As he thought about why these young men join gangs, he began to realize that it was partly because no other organization--not even his parish-- offered as strong a sense of belonging to these young men systematically being left out of the American dream because of their ethnicity and economic status. He began to realize that most of these guys believed that at best they would end up in prison, and at worst, end up dead. Selling drugs was the only viable employment opportunity offered to them, and these were the consequences.
It was then that Fr. Boyle and some parishioners began the Proyecto Pastoral (Pastoral Project) to help the young men of East Los save themselves and create a better future. "Nothing stops a bullet like a job," became one of the Proyecto's slogans. Finding jobs for the "homeboys" was proving so difficult that the group decided to create jobs for them, and Homeboy Industries was born. This past year, HI spun off the Proyecto Pastoral and is now its own nonprofit organization. Homeboy's first industry was a silk-screening business, making t-shirts and hats. Then a bakery was born. Most recently, a graffiti removal service was created to apply for city contracts.

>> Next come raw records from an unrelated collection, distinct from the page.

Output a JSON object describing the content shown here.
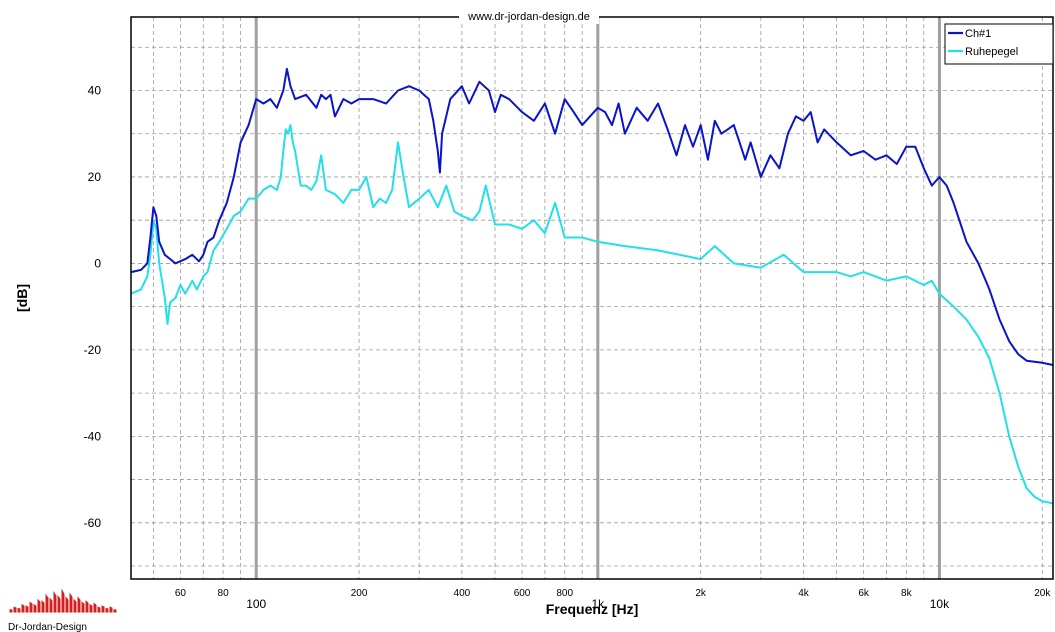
{
  "watermark": "www.dr-jordan-design.de",
  "logo_text": "Dr-Jordan-Design",
  "chart_data": {
    "type": "line",
    "xlabel": "Frequenz [Hz]",
    "ylabel": "[dB]",
    "xscale": "log",
    "xlim": [
      43,
      21500
    ],
    "ylim": [
      -73,
      57
    ],
    "grid": true,
    "legend_position": "top-right",
    "x_ticks_major": [
      {
        "value": 100,
        "label": "100"
      },
      {
        "value": 1000,
        "label": "1k"
      },
      {
        "value": 10000,
        "label": "10k"
      }
    ],
    "x_ticks_minor": [
      {
        "value": 60,
        "label": "60"
      },
      {
        "value": 80,
        "label": "80"
      },
      {
        "value": 200,
        "label": "200"
      },
      {
        "value": 400,
        "label": "400"
      },
      {
        "value": 600,
        "label": "600"
      },
      {
        "value": 800,
        "label": "800"
      },
      {
        "value": 2000,
        "label": "2k"
      },
      {
        "value": 4000,
        "label": "4k"
      },
      {
        "value": 6000,
        "label": "6k"
      },
      {
        "value": 8000,
        "label": "8k"
      },
      {
        "value": 20000,
        "label": "20k"
      }
    ],
    "y_ticks": [
      {
        "value": 40,
        "label": "40"
      },
      {
        "value": 20,
        "label": "20"
      },
      {
        "value": 0,
        "label": "0"
      },
      {
        "value": -20,
        "label": "-20"
      },
      {
        "value": -40,
        "label": "-40"
      },
      {
        "value": -60,
        "label": "-60"
      }
    ],
    "series": [
      {
        "name": "Ch#1",
        "color": "#0a14c8",
        "points": [
          [
            43,
            -2
          ],
          [
            46,
            -1.5
          ],
          [
            48,
            0
          ],
          [
            49,
            6
          ],
          [
            50,
            13
          ],
          [
            51,
            11
          ],
          [
            52,
            5
          ],
          [
            54,
            2
          ],
          [
            56,
            1
          ],
          [
            58,
            0
          ],
          [
            62,
            1
          ],
          [
            65,
            2
          ],
          [
            68,
            0.5
          ],
          [
            70,
            2
          ],
          [
            72,
            5
          ],
          [
            75,
            6
          ],
          [
            78,
            10
          ],
          [
            82,
            14
          ],
          [
            86,
            20
          ],
          [
            90,
            28
          ],
          [
            95,
            32
          ],
          [
            100,
            38
          ],
          [
            105,
            37
          ],
          [
            110,
            38
          ],
          [
            115,
            36
          ],
          [
            120,
            40
          ],
          [
            123,
            45
          ],
          [
            126,
            41
          ],
          [
            130,
            38
          ],
          [
            140,
            39
          ],
          [
            150,
            36
          ],
          [
            155,
            39
          ],
          [
            160,
            38
          ],
          [
            165,
            39
          ],
          [
            170,
            34
          ],
          [
            180,
            38
          ],
          [
            190,
            37
          ],
          [
            200,
            38
          ],
          [
            220,
            38
          ],
          [
            240,
            37
          ],
          [
            260,
            40
          ],
          [
            280,
            41
          ],
          [
            300,
            40
          ],
          [
            320,
            38
          ],
          [
            330,
            33
          ],
          [
            340,
            26
          ],
          [
            345,
            21
          ],
          [
            350,
            30
          ],
          [
            370,
            38
          ],
          [
            400,
            41
          ],
          [
            420,
            37
          ],
          [
            450,
            42
          ],
          [
            480,
            40
          ],
          [
            500,
            35
          ],
          [
            520,
            39
          ],
          [
            550,
            38
          ],
          [
            600,
            35
          ],
          [
            650,
            33
          ],
          [
            700,
            37
          ],
          [
            750,
            30
          ],
          [
            800,
            38
          ],
          [
            850,
            35
          ],
          [
            900,
            32
          ],
          [
            1000,
            36
          ],
          [
            1050,
            35
          ],
          [
            1100,
            32
          ],
          [
            1150,
            37
          ],
          [
            1200,
            30
          ],
          [
            1300,
            36
          ],
          [
            1400,
            33
          ],
          [
            1500,
            37
          ],
          [
            1600,
            31
          ],
          [
            1700,
            25
          ],
          [
            1800,
            32
          ],
          [
            1900,
            27
          ],
          [
            2000,
            32
          ],
          [
            2100,
            24
          ],
          [
            2200,
            33
          ],
          [
            2300,
            30
          ],
          [
            2400,
            31
          ],
          [
            2500,
            32
          ],
          [
            2600,
            28
          ],
          [
            2700,
            24
          ],
          [
            2800,
            28
          ],
          [
            3000,
            20
          ],
          [
            3200,
            25
          ],
          [
            3400,
            22
          ],
          [
            3600,
            30
          ],
          [
            3800,
            34
          ],
          [
            4000,
            33
          ],
          [
            4200,
            35
          ],
          [
            4400,
            28
          ],
          [
            4600,
            31
          ],
          [
            5000,
            28
          ],
          [
            5500,
            25
          ],
          [
            6000,
            26
          ],
          [
            6500,
            24
          ],
          [
            7000,
            25
          ],
          [
            7500,
            23
          ],
          [
            8000,
            27
          ],
          [
            8500,
            27
          ],
          [
            9000,
            22
          ],
          [
            9500,
            18
          ],
          [
            10000,
            20
          ],
          [
            10500,
            18
          ],
          [
            11000,
            14
          ],
          [
            12000,
            5
          ],
          [
            13000,
            0
          ],
          [
            14000,
            -6
          ],
          [
            15000,
            -13
          ],
          [
            16000,
            -18
          ],
          [
            17000,
            -21
          ],
          [
            18000,
            -22.5
          ],
          [
            20000,
            -23
          ],
          [
            21500,
            -23.5
          ]
        ]
      },
      {
        "name": "Ruhepegel",
        "color": "#22e0e8",
        "points": [
          [
            43,
            -7
          ],
          [
            46,
            -6
          ],
          [
            48,
            -3
          ],
          [
            49,
            2
          ],
          [
            50,
            10
          ],
          [
            51,
            8
          ],
          [
            52,
            0
          ],
          [
            54,
            -8
          ],
          [
            55,
            -14
          ],
          [
            56,
            -9
          ],
          [
            58,
            -8
          ],
          [
            60,
            -5
          ],
          [
            62,
            -7
          ],
          [
            65,
            -4
          ],
          [
            67,
            -6
          ],
          [
            70,
            -3
          ],
          [
            72,
            -2
          ],
          [
            75,
            3
          ],
          [
            78,
            5
          ],
          [
            82,
            8
          ],
          [
            86,
            11
          ],
          [
            90,
            12
          ],
          [
            95,
            15
          ],
          [
            100,
            15
          ],
          [
            105,
            17
          ],
          [
            110,
            18
          ],
          [
            115,
            17
          ],
          [
            118,
            20
          ],
          [
            120,
            26
          ],
          [
            122,
            31
          ],
          [
            124,
            30
          ],
          [
            126,
            32
          ],
          [
            128,
            28
          ],
          [
            130,
            26
          ],
          [
            135,
            18
          ],
          [
            140,
            18
          ],
          [
            145,
            17
          ],
          [
            150,
            19
          ],
          [
            155,
            25
          ],
          [
            160,
            17
          ],
          [
            170,
            16
          ],
          [
            180,
            14
          ],
          [
            190,
            17
          ],
          [
            200,
            17
          ],
          [
            210,
            20
          ],
          [
            220,
            13
          ],
          [
            230,
            15
          ],
          [
            240,
            14
          ],
          [
            250,
            17
          ],
          [
            260,
            28
          ],
          [
            270,
            20
          ],
          [
            280,
            13
          ],
          [
            300,
            15
          ],
          [
            320,
            17
          ],
          [
            340,
            13
          ],
          [
            360,
            18
          ],
          [
            380,
            12
          ],
          [
            400,
            11
          ],
          [
            430,
            10
          ],
          [
            450,
            12
          ],
          [
            470,
            18
          ],
          [
            500,
            9
          ],
          [
            550,
            9
          ],
          [
            600,
            8
          ],
          [
            650,
            10
          ],
          [
            700,
            7
          ],
          [
            750,
            14
          ],
          [
            800,
            6
          ],
          [
            900,
            6
          ],
          [
            1000,
            5
          ],
          [
            1200,
            4
          ],
          [
            1500,
            3
          ],
          [
            2000,
            1
          ],
          [
            2200,
            4
          ],
          [
            2500,
            0
          ],
          [
            3000,
            -1
          ],
          [
            3500,
            2
          ],
          [
            4000,
            -2
          ],
          [
            4500,
            -2
          ],
          [
            5000,
            -2
          ],
          [
            5500,
            -3
          ],
          [
            6000,
            -2
          ],
          [
            6500,
            -3
          ],
          [
            7000,
            -4
          ],
          [
            8000,
            -3
          ],
          [
            9000,
            -5
          ],
          [
            9500,
            -4
          ],
          [
            10000,
            -7
          ],
          [
            11000,
            -10
          ],
          [
            12000,
            -13
          ],
          [
            13000,
            -17
          ],
          [
            14000,
            -22
          ],
          [
            15000,
            -30
          ],
          [
            16000,
            -40
          ],
          [
            17000,
            -47
          ],
          [
            18000,
            -52
          ],
          [
            19000,
            -54
          ],
          [
            20000,
            -55
          ],
          [
            21500,
            -55.5
          ]
        ]
      }
    ]
  }
}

Homeboy Industries had a serious set back with the graffiti removal business though, as two workers were killed on the job. ("Hope and reality collide," Los Angeles Times, August 8, 2004). Ex-gang members themselves, the workers were gunned down because they were thought to be challenging the gang whose graffiti they were washing off. (To challenge a rival gang, another gang will often replace or deface the first gang's graffiti.)
Right now, Homeboy Industries is rethinking the graffiti removal project, as well as exploring new ways to provide jobs and dignity to young men too often abandoned by society until being offered a jail cell. Fr. Boyle, born and raised in working class Los Angeles and thus himself a "homeboy," says that HI is trying to offer an alternative future to the homeboys of East Los, "the ability to see what God sees, something other than an early death."
For more information, visit
the Homeboy Industries webpage
.
Catholic Connections
"In our tradition, human labor cannot be treated merely as a factor necessary for production--people are more than a "human resource." A person cannot be regarded as a tool of production. Work, at its best, helps people to share in the creative activity of God. Work helps each of us to realize our God-given potential and is a vital part of the way in which we contribute to the community. Workplaces should be structured to advance these human and spiritual needs. Work schedules should permit workers time to rest and be with their families. Steps must be taken to ensure that work does not lose its proper focus--work is an expression of our dignity."
Economic Progress: Looking Beyond the Numbers, Labor Day Statement 1997, Bishop William Skylstad, US Bishops Domestic Policy Committee
Reflection Questions
Which jobs typically open to teenagers promote human dignity, and which jobs demean the dignity of a teenaged worker?